If this sounds like you, then you are not alone. The story above was my very own experience. It’s been about 6 years now since that incident happened. I still wasn’t sure what happened. One doctor told me I tore my meniscus and then I finally went to another doctor and he told me IT Band syndrome. He sent me to physical therapy. While I was at physical therapy they made me do lots of stretches and they massaged my IT band (it was extremely tight). After going to physical therapy for 3 times a week for 4 weeks, I tried to run again. Same thing happened. The pain on the outside of my knee returned. I thought I was supposed to get better. Once again frustrated, the doctor decides to send me to Ohio State to get my running form checked. “Really I’ve been running like this for 10 years and you want me to change how I run?” Still frustrated, I decided to go and see what they said. They ran some test and put me on a treadmill to watch me run. When I run, my knees come in, meaning my hips were weak. Once they told me my hips were weak a light bulb came on.
For 4 years, I was running track and doing the steeple chase at Marietta College. When you do steeplechase you must jump over barriers. So, what did we do all the time is practice hurdle mobility and hip drills. For the past 4 years, my hips were extremely strong because of all the drills. Fast-forward to graduating from college, I stopped doing all those drills, but continued to run. Meaning my hips became very weak. Hence why I got IT band syndrome.

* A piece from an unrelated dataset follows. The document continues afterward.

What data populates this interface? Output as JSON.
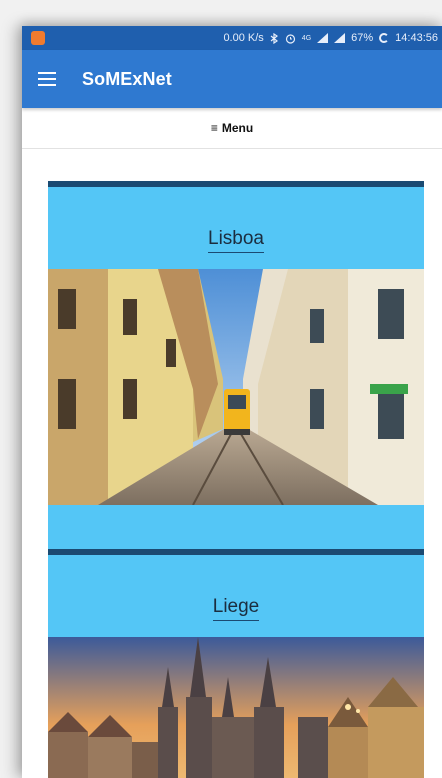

The biggest issue I had with this whole process was when I was in physical therapy they had me stretching and doing massages on my IT band, no strengthening exercises. The problem with our hips is they get very weak from all the sitting we do in our daily lives. They get tight and weak. We must strengthen our hips if we want the IT band syndrome to go away. Once I started to incorporate hip strengthening exercises into my daily routine I became a completely different runner and could run again pain free.

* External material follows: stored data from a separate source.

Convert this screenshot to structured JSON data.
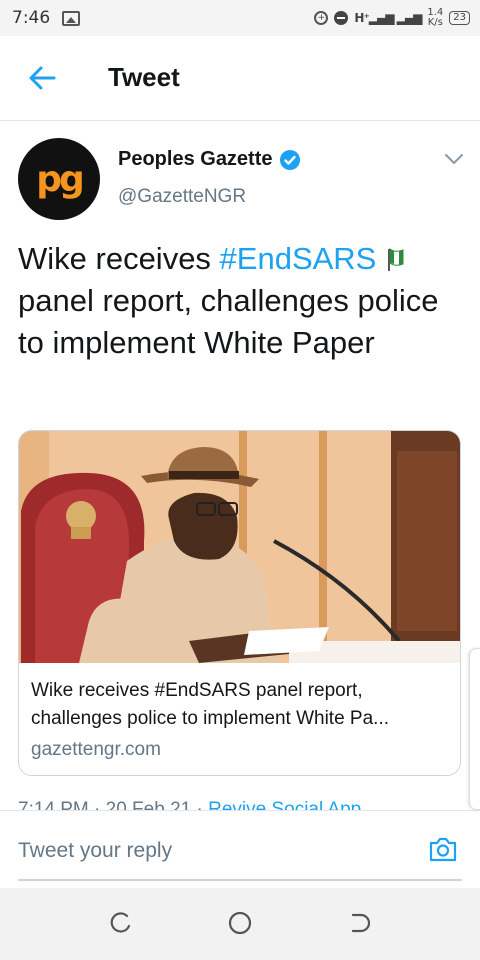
{
  "status_bar": {
    "time": "7:46",
    "network_speed_value": "1.4",
    "network_speed_unit": "K/s",
    "battery": "23"
  },
  "header": {
    "title": "Tweet"
  },
  "tweet": {
    "author_name": "Peoples Gazette",
    "author_handle": "@GazetteNGR",
    "avatar_text": "pg",
    "text_before": "Wike receives ",
    "hashtag": "#EndSARS",
    "text_after": " panel report, challenges police to implement White Paper",
    "card": {
      "title_line1": "Wike receives #EndSARS panel report,",
      "title_line2": "challenges police to implement White Pa...",
      "domain": "gazettengr.com"
    },
    "timestamp": "7:14 PM · 20 Feb 21 · ",
    "source_app": "Revive Social App"
  },
  "reply": {
    "placeholder": "Tweet your reply"
  },
  "colors": {
    "accent": "#1da1f2",
    "secondary_text": "#657786",
    "brand_orange": "#f7941d"
  }
}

So, what exercises did I do exactly to build my hips back up and run pain free? Below is the list of exercises, the description and how to incorporate them into your daily life.

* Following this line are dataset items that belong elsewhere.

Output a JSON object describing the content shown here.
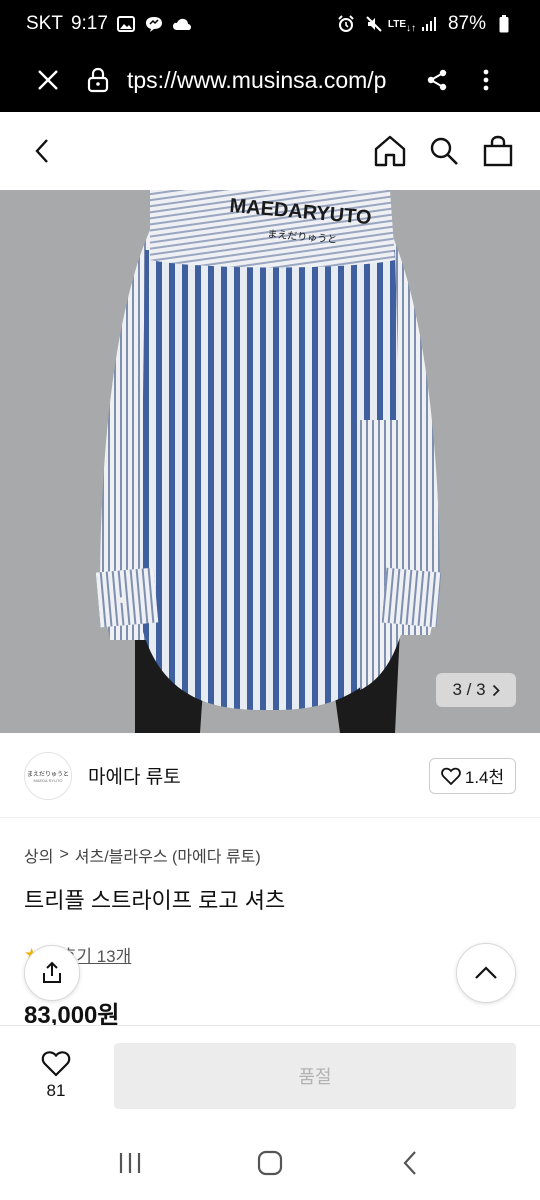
{
  "status": {
    "carrier": "SKT",
    "time": "9:17",
    "network": "LTE",
    "battery": "87%"
  },
  "browser": {
    "url": "tps://www.musinsa.com/p"
  },
  "product": {
    "image_counter": "3 / 3",
    "shirt_print": "MAEDARYUTO",
    "shirt_print_sub": "まえだりゅうと",
    "brand_logo_text": "まえだりゅうと",
    "brand_logo_sub": "MAEDA RYUTO",
    "brand_name": "마에다 류토",
    "brand_likes": "1.4천",
    "breadcrumb": {
      "level1": "상의",
      "separator": ">",
      "level2": "셔츠/블라우스 (마에다 류토)"
    },
    "title": "트리플 스트라이프 로고 셔츠",
    "rating_partial": "1",
    "review_label": "후기 13개",
    "price": "83,000원"
  },
  "bottom": {
    "wish_count": "81",
    "soldout_label": "품절"
  },
  "colors": {
    "accent_star": "#f5b400",
    "stripe_blue": "#3f5f9e",
    "soldout_bg": "#ececec"
  }
}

The best way to incorporate these exercises is to start doing them every other day as your warm up before you work out. If you don’t workout incorporate them before you go to bed or as soon as you wake up in the mornings. Then eventually do them every day Monday through Friday. Again, as your warm up or however you choose to incorporate it.
Clams: Lie on your side with your hips positioned forward and your knees bent at a 90-degree angle. Keeping your ankles together, lift your top knee, opening your legs like a clam; lower and repeat. Repeat on the other side.
Bridges: Lie on your back with your knees pointed up. Raise your hips upward until your pelvis is in line with your torso. Lower and repeat.
Side Steps: Wrap a Thera-Band or comparable exercise band around both legs just above the knees. Bend your knees into a partial squatting position; walk sideways, using the band for extra resistance. Repeat in both directions.
Fire Hydrants: Balance face-down on all fours – knees and hands. Without moving your back, lift one knee up toward your chest; then move that same knee out by bending your hip until the leg is parallel to the ground; finally, kick the raised leg outward until it is straight behind you, in line with your torso.
C Monster walks (backwards): Place a band around both ankles and another around both knees. There should be enough tension that they are tight when your feet are shoulder width apart. To begin, take short steps backwards alternating your left and right foot. Making a C pattern with your foot.
Here is a link to a video of some of the best exercises you can do to strengthen your hips: https://youtu.be/heEgriq1TbA
Now the key is not to only do these exercises for a little bit and then quiet doing them. You need to keep these up or your hips will become weak again and IT band syndrome could pop back up. So, make sure you are consistent with these exercises.